就算這樣,孟玳玳也怕鍾君慧會知道,她現在還沒有理清他和她之間的事情,要是不小心再捅到父母面前去,不知道要亂成什麼樣。
只是她越慌越出錯,她攥他的手是沒讓他把話繼續說下去,但他順勢反扣住她的手,掌心貼向她的掌心,然後沿著她的指縫向下,直到十指相交。
孟玳玳掙不開,陸北也不可能讓她掙開。
兩個人手牽著手站在秦凌若面前,行動比言語更有直觀的說明性,孟玳玳充分體會到了什麼叫搬起石頭砸自己的腳。

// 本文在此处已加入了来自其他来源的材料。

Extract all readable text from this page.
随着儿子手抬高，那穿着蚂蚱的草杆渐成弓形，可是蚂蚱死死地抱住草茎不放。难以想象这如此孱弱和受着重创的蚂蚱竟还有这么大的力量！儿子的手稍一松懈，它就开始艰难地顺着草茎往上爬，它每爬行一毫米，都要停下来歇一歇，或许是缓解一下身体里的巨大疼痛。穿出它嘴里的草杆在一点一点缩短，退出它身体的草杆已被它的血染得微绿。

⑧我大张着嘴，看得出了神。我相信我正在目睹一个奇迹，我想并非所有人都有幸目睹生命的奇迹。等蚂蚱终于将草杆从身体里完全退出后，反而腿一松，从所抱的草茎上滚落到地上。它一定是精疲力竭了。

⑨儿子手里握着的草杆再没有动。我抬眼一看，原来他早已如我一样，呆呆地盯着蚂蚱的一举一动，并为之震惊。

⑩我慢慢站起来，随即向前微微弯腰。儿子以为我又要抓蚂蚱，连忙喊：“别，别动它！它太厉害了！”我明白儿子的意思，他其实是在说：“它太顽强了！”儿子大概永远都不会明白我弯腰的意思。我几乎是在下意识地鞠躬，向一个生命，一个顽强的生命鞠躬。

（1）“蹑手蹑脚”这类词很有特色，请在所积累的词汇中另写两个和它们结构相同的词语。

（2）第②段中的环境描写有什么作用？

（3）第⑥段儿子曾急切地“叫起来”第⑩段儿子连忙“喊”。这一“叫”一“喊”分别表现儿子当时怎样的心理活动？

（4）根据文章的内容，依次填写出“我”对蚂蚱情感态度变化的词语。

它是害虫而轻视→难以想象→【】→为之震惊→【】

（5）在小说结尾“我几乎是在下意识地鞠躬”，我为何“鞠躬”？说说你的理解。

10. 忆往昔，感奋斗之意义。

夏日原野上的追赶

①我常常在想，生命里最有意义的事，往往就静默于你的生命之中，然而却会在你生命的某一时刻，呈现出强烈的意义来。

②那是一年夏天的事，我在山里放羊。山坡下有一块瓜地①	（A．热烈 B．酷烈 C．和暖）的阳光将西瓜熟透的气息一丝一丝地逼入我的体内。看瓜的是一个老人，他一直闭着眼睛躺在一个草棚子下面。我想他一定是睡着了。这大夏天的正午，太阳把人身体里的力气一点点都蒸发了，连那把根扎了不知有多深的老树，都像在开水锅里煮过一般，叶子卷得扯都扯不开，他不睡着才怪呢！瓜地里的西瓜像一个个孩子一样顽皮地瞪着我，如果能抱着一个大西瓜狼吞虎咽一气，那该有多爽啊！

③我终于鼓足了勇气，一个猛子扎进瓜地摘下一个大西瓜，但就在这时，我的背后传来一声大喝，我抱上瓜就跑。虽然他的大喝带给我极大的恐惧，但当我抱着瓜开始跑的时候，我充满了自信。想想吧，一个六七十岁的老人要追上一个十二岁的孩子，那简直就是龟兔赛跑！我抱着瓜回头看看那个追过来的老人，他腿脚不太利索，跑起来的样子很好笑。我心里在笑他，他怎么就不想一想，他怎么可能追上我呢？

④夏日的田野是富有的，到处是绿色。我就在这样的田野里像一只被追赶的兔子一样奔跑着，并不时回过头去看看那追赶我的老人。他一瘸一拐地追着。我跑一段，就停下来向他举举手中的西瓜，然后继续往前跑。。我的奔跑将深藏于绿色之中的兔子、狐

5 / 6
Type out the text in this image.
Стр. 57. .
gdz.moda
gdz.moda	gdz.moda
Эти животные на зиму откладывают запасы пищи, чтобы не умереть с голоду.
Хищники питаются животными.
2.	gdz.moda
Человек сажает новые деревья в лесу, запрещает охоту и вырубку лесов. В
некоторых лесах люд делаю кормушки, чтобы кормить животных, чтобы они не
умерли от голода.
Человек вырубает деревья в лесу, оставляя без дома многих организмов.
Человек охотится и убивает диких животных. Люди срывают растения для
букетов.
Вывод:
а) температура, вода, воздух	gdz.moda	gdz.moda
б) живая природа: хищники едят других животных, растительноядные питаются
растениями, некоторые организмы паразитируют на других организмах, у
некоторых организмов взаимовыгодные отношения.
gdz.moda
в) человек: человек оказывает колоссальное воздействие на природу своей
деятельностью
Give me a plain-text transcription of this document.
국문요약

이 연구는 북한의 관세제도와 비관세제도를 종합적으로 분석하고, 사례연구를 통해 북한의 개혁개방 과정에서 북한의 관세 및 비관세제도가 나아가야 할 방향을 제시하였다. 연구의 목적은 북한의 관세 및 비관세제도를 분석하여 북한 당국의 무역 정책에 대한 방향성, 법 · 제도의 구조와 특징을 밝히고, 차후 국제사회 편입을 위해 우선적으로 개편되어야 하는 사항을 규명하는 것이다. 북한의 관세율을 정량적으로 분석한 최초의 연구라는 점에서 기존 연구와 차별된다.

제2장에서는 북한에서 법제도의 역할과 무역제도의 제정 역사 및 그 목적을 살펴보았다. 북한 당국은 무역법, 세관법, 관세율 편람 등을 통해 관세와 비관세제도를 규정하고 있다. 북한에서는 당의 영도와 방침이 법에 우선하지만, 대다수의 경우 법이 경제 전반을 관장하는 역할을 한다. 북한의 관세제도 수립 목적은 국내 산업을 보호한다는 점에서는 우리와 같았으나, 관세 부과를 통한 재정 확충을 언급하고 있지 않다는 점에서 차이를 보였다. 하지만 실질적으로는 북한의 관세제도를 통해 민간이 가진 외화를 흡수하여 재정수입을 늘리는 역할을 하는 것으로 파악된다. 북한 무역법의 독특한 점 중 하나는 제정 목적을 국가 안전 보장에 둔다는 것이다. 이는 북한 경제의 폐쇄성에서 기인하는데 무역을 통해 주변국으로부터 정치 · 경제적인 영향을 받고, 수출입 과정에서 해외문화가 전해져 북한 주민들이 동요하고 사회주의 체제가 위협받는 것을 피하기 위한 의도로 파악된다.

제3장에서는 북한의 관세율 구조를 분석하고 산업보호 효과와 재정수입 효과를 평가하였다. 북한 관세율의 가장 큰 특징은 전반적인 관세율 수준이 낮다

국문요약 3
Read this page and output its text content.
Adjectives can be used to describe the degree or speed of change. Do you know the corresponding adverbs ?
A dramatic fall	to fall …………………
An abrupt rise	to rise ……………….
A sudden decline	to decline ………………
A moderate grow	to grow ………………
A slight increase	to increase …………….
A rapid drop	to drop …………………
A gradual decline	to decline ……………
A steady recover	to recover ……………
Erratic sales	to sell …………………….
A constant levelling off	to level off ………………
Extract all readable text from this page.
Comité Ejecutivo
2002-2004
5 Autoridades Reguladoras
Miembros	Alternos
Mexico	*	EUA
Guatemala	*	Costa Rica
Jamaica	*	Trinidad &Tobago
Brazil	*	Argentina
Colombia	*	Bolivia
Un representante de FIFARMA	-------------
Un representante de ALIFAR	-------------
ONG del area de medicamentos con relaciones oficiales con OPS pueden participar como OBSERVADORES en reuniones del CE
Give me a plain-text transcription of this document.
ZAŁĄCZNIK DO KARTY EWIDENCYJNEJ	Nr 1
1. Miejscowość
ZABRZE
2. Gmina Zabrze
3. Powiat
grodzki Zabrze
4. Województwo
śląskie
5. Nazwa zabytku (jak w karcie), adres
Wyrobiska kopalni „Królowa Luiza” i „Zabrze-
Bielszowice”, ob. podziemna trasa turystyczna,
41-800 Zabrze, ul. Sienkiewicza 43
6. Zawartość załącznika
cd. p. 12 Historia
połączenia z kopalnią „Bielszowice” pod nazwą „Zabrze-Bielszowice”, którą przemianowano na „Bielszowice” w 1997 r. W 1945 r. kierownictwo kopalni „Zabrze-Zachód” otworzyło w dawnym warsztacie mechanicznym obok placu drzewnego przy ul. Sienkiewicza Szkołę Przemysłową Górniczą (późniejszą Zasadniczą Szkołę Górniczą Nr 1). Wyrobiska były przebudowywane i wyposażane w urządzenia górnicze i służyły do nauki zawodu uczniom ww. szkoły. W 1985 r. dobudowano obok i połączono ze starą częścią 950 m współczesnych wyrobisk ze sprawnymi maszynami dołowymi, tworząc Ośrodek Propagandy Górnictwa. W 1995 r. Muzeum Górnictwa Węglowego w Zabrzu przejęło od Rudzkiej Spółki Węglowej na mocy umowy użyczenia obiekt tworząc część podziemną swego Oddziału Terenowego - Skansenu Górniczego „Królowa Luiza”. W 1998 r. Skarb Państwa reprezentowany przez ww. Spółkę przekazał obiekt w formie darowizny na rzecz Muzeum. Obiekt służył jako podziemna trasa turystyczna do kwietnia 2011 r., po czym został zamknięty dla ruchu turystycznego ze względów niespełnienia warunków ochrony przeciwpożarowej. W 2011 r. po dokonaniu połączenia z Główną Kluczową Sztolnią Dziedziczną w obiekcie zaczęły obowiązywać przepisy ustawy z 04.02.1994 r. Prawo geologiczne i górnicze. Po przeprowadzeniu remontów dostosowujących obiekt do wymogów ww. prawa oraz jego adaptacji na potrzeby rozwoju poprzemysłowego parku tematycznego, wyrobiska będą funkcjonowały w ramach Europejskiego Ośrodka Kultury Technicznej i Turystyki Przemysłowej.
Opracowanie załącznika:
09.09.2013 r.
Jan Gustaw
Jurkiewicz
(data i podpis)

一直到秦凌若走,孟玳玳都沒有開口解釋的機會,因為她根本插不進話去,他應對老師的自然和熟稔根本不像是第一次見面的人,有的時候,她很佩服他這種自來熟的遊刃有餘,但絕不是今天。
她拿光禿禿的指甲摳他的虎口,「你鬆開我。」
陸北沒有松,反而握得更緊,「我都快凍死了,你幫我捂捂。」
孟玳玳一點兒不心疼,「凍死你不知道找個店進去待著。」
陸北回,「我這不是怕你又要跑。」
孟玳玳想起早晨的狼狽場景,被風吹紅了的臉更紅了些,她橫他一眼,沒好氣,「你才跑。」
陸北俯身靠近她些,寬厚的背擋住了四面八方吹來的風,「我幹嘛要跑,跑了還怎麼讓你對我負責,我可不想不明不白地被人睡了。」
……孟玳玳狠狠踢他一腳,就繞不開這件事兒了是嗎。
陸北不在意褲子上多了個腳印,認真看她的臉色t,用只有兩個人能聽到的聲音,低聲詢問,「還難受嗎?」
孟玳玳吸一口氣,不知是氣的,還是羞的,掉頭就走,只是她根本走不快,不僅是因為身上難受,還因為她手裡被迫牽著一個根本甩不掉的人。
身後傳來連呼呼的風都掩不住的笑聲,低啞的,愉悅的。
一定是因為捉弄她,看她吃癟,他才這麼高興的,他從來就不是什麼好人,她也不是今天才知道這件事。
孟玳玳一回到家,就把自己關進了次臥,還上了兩層鎖,她要補覺,她昨晚就沒睡幾個小時,所以今天大腦才缺了氧,一而再再而三地被他拿住話頭,等她先養足精神,腦子清醒了,再來跟他好好談。